I dreamt of nothing (but when I was awake)
Love stories as a sequence of non-events
She asked me how it all began. “Well, it didn’t all begin.” “Well, when did you realize? What was your first thought?” I spoke to my friend like I hadn’t spoken to anyone, ever, before. (I felt that I had so much to give, which I learned in a song or movie.)
I thought about everyone I had ever spoken to. I must have been in the seated area of a big grocery store—an embarrassing kind of place to identify as a place. Maybe like the back of a parking lot, where you start to wonder if everywhere is a kind of parking lot. Where you start to wonder if everywhere is just trying, desperately, not to be a parking lot. It’s impossible, as a thinking person, to encounter yourself in these places without experiencing emotion, racking up every encounter like the montage before your long-awaited death.…..

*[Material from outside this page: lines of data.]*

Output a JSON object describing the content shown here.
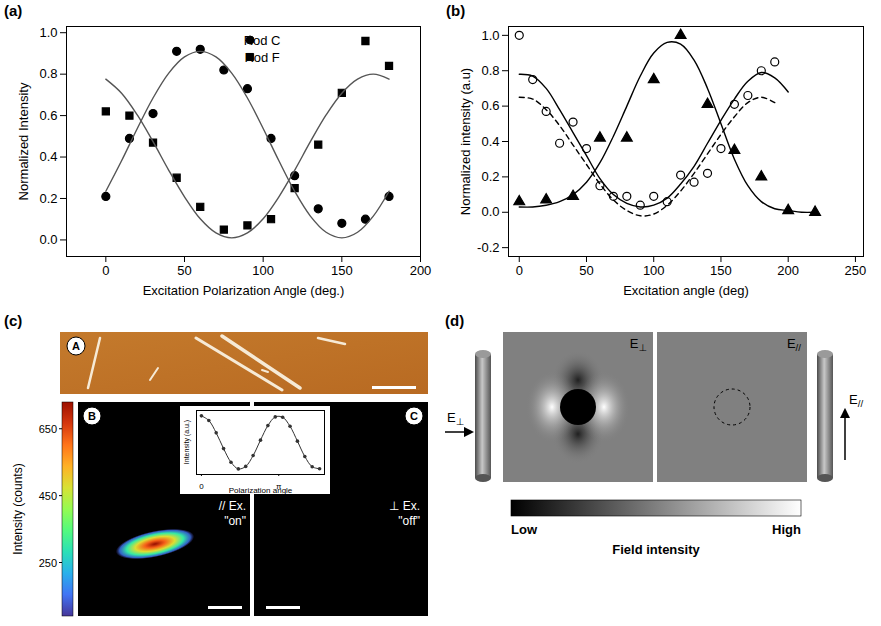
{
  "chart_data": [
    {
      "panel": "(a)",
      "type": "scatter",
      "x_label": "Excitation Polarization Angle (deg.)",
      "y_label": "Normalized Intensity",
      "xlim": [
        -25,
        200
      ],
      "xticks": [
        0,
        50,
        100,
        150,
        200
      ],
      "ylim": [
        -0.08,
        1.03
      ],
      "yticks": [
        {
          "value": 0,
          "label": "0.0"
        },
        0.2,
        0.4,
        0.6,
        0.8,
        {
          "value": 1,
          "label": "1.0"
        }
      ],
      "legend": "top",
      "series": [
        {
          "name": "Rod C",
          "type": "scatter",
          "marker": "circle",
          "color": "#000000",
          "x": [
            0,
            15,
            30,
            45,
            60,
            75,
            90,
            105,
            120,
            135,
            150,
            165,
            180
          ],
          "values": [
            0.21,
            0.49,
            0.61,
            0.91,
            0.92,
            0.82,
            0.73,
            0.49,
            0.31,
            0.15,
            0.08,
            0.1,
            0.21
          ]
        },
        {
          "name": "Rod F",
          "type": "scatter",
          "marker": "square",
          "color": "#000000",
          "x": [
            0,
            15,
            30,
            45,
            60,
            75,
            90,
            105,
            120,
            135,
            150,
            165,
            180
          ],
          "values": [
            0.62,
            0.6,
            0.47,
            0.3,
            0.16,
            0.05,
            0.07,
            0.1,
            0.25,
            0.46,
            0.71,
            0.96,
            0.84
          ]
        },
        {
          "type": "line",
          "line_style": "solid",
          "color": "#555555",
          "x": [
            0,
            10,
            20,
            30,
            40,
            50,
            60,
            70,
            80,
            90,
            100,
            110,
            120,
            130,
            140,
            150,
            160,
            170,
            180
          ],
          "values": [
            0.235,
            0.382,
            0.538,
            0.685,
            0.805,
            0.883,
            0.91,
            0.883,
            0.805,
            0.685,
            0.538,
            0.382,
            0.235,
            0.115,
            0.037,
            0.01,
            0.037,
            0.115,
            0.235
          ]
        },
        {
          "type": "line",
          "line_style": "solid",
          "color": "#555555",
          "x": [
            0,
            10,
            20,
            30,
            40,
            50,
            60,
            70,
            80,
            90,
            100,
            110,
            120,
            130,
            140,
            150,
            160,
            170,
            180
          ],
          "values": [
            0.776,
            0.708,
            0.603,
            0.474,
            0.336,
            0.208,
            0.102,
            0.034,
            0.01,
            0.034,
            0.102,
            0.208,
            0.336,
            0.474,
            0.603,
            0.708,
            0.776,
            0.8,
            0.776
          ]
        }
      ]
    },
    {
      "panel": "(b)",
      "type": "scatter",
      "x_label": "Excitation angle (deg)",
      "y_label": "Normalized intensity (a.u)",
      "xlim": [
        -8,
        256
      ],
      "xticks": [
        0,
        50,
        100,
        150,
        200,
        250
      ],
      "ylim": [
        -0.25,
        1.05
      ],
      "yticks": [
        -0.2,
        {
          "value": 0,
          "label": "0.0"
        },
        0.2,
        0.4,
        0.6,
        0.8,
        {
          "value": 1,
          "label": "1.0"
        }
      ],
      "series": [
        {
          "type": "scatter",
          "marker": "open-circle",
          "color": "#000000",
          "x": [
            0,
            10,
            20,
            30,
            40,
            50,
            60,
            70,
            80,
            90,
            100,
            110,
            120,
            130,
            140,
            150,
            160,
            170,
            180,
            190
          ],
          "values": [
            1.0,
            0.75,
            0.57,
            0.39,
            0.51,
            0.36,
            0.15,
            0.09,
            0.09,
            0.04,
            0.09,
            0.06,
            0.21,
            0.17,
            0.22,
            0.36,
            0.61,
            0.66,
            0.8,
            0.85
          ]
        },
        {
          "type": "scatter",
          "marker": "triangle",
          "color": "#000000",
          "x": [
            0,
            20,
            40,
            60,
            80,
            100,
            120,
            140,
            160,
            180,
            200,
            220
          ],
          "values": [
            0.06,
            0.07,
            0.09,
            0.42,
            0.42,
            0.75,
            1.0,
            0.61,
            0.35,
            0.2,
            0.01,
            0.0
          ]
        },
        {
          "type": "line",
          "line_style": "solid",
          "color": "#000000",
          "x": [
            0,
            10,
            20,
            30,
            40,
            50,
            60,
            70,
            80,
            90,
            100,
            110,
            120,
            130,
            140,
            150,
            160,
            170,
            180,
            190,
            200
          ],
          "values": [
            0.78,
            0.77,
            0.7,
            0.58,
            0.45,
            0.32,
            0.19,
            0.1,
            0.05,
            0.03,
            0.04,
            0.08,
            0.16,
            0.26,
            0.39,
            0.52,
            0.64,
            0.74,
            0.79,
            0.76,
            0.68
          ]
        },
        {
          "type": "line",
          "line_style": "dashed",
          "color": "#000000",
          "x": [
            0,
            10,
            20,
            30,
            40,
            50,
            60,
            70,
            80,
            90,
            100,
            110,
            120,
            130,
            140,
            150,
            160,
            170,
            180,
            190
          ],
          "values": [
            0.65,
            0.64,
            0.58,
            0.49,
            0.38,
            0.27,
            0.16,
            0.07,
            0.01,
            -0.02,
            -0.01,
            0.04,
            0.12,
            0.22,
            0.33,
            0.44,
            0.54,
            0.62,
            0.65,
            0.62
          ]
        },
        {
          "type": "line",
          "line_style": "solid",
          "color": "#000000",
          "x": [
            0,
            10,
            20,
            30,
            40,
            50,
            60,
            70,
            80,
            90,
            100,
            110,
            120,
            130,
            140,
            150,
            160,
            170,
            180,
            190,
            200,
            210,
            220
          ],
          "values": [
            0.03,
            0.03,
            0.04,
            0.06,
            0.1,
            0.17,
            0.28,
            0.43,
            0.6,
            0.77,
            0.9,
            0.96,
            0.95,
            0.86,
            0.7,
            0.5,
            0.3,
            0.15,
            0.06,
            0.02,
            0.01,
            0.0,
            0.0
          ]
        }
      ]
    }
  ],
  "panel_c": {
    "panel": "(c)",
    "afm": {
      "label": "A"
    },
    "colorbar": {
      "label": "Intensity (counts)",
      "range": [
        90,
        730
      ],
      "ticks": [
        250,
        450,
        650
      ]
    },
    "image_b": {
      "label": "B",
      "polarization": "// Ex.",
      "state": "\"on\""
    },
    "image_c": {
      "label": "C",
      "polarization": "⊥ Ex.",
      "state": "\"off\""
    },
    "inset": {
      "type": "line",
      "x_label": "Polarization angle",
      "y_label": "Intensity (a.u.)",
      "xlim": [
        -0.2,
        5.0
      ],
      "xticks": [
        0,
        {
          "value": 3.1416,
          "label": "π"
        }
      ],
      "ylim": [
        -0.1,
        1.1
      ],
      "marker": "circle",
      "color": "#333333",
      "x": [
        0,
        0.3,
        0.6,
        0.9,
        1.2,
        1.5,
        1.8,
        2.1,
        2.4,
        2.7,
        3.0,
        3.3,
        3.6,
        3.9,
        4.2,
        4.5,
        4.8
      ],
      "values": [
        1.0,
        0.913,
        0.681,
        0.386,
        0.131,
        0.005,
        0.052,
        0.255,
        0.544,
        0.817,
        0.98,
        0.974,
        0.804,
        0.525,
        0.238,
        0.045,
        0.008
      ]
    }
  },
  "panel_d": {
    "panel": "(d)",
    "arrow_perpendicular": "E⊥",
    "arrow_parallel": "E//",
    "map_perpendicular": {
      "label": "E⊥"
    },
    "map_parallel": {
      "label": "E//"
    },
    "colorbar": {
      "label": "Field intensity",
      "low": "Low",
      "high": "High"
    }
  }
}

Everyone had had enough of me. Christina now looked to other people for confidence. “Christina.” I had lost friends. I thought about if the friends I had made in their absence were sympathetic frauds. Or was the consensus that we were supposed to keep our friends no mater what? I forgot. So, to be safe, I kept the ones who kept calling, and who I kept calling. But Tina’s voice rattled with echo and undercurrent, never direct. Or so I said. A sexy voice that had no business. I would never do anything about it, I said, almost aloud, in the grocery store chairs. Tina, (Tina), on her part, relished the round, wispy sounds she made. She didn’t know exactly their effect but she felt something, that they did a thing. But who would confirm it to her? So this became my torment.
I thought there must be other things to worry about. (And there were, and I knew about them.) But it was nice to rest here, at the edge of nothing and nothing. And once there was a guy, even. Fred. Or some guy Fred. Or Rex. Or Tex. No, I guess Tex was wrong—still not over that. But there was an abstract kind of objectification that remained undeniable in my own mind. The taut, unapologetic guy’s body that was smoothed, toned, condemned to hell, glorious, writhing with an energy I sought from coffee. I dreamt of nothing but when I was awake.
No one hated me because no one knew me. I called the travel agent back. I felt bad about how I had treated her, she needed a tip and in a panic, I had booked a different route directly through the airline. I thought, pathetically, maybe said, aloud—oh, if I just could’ve cared for you. No one you know is right about what that means. But some people make you “feel safe,” make the world feel right from a certain angle. So you stick by these people and if all fails, yearn for the ones you made up.
Nothing is so dramatic! my little sister screams. She screams! She has a big face full of ugly honesty and one day she’ll have great taste. OK! Yes! Nothing I care about so much matters, except that wouldn’t make me an artist. She laughed at that, as if it meant something, and I think it was nice of her to give that, of all things, meaning.
The sun rises or whatever. I look at it and it changes everything again. It’s devastating to wake up only to be so touched by it all. I looked at the face of things: only the ones in front of me matter, only the ones who respond. A self-love, a narcissism that worked. There had to be people in other places who liked the idea of knowing me, someone like me (which now brings nothing to mind). It can only be the ones who must be around me, today, who figure into any kind of appraisal of who’s who, who’s hot, who’s not. (Took me a few stubborn months to move on from this.)
I think of the waifs I used to dance with, out of fervor out of desperation, to make the right one notice, though there wasn’t much to be done with them. Parties in basement apartments dotted with the searching eyes of people who, whatever. It’s not enough to finish a sentence, I liked to tell the most attractive people, trailing off. Actually, no one danced. That was the problem.
Then we shared a drink and that was it. And that was it. And I just had to do it again.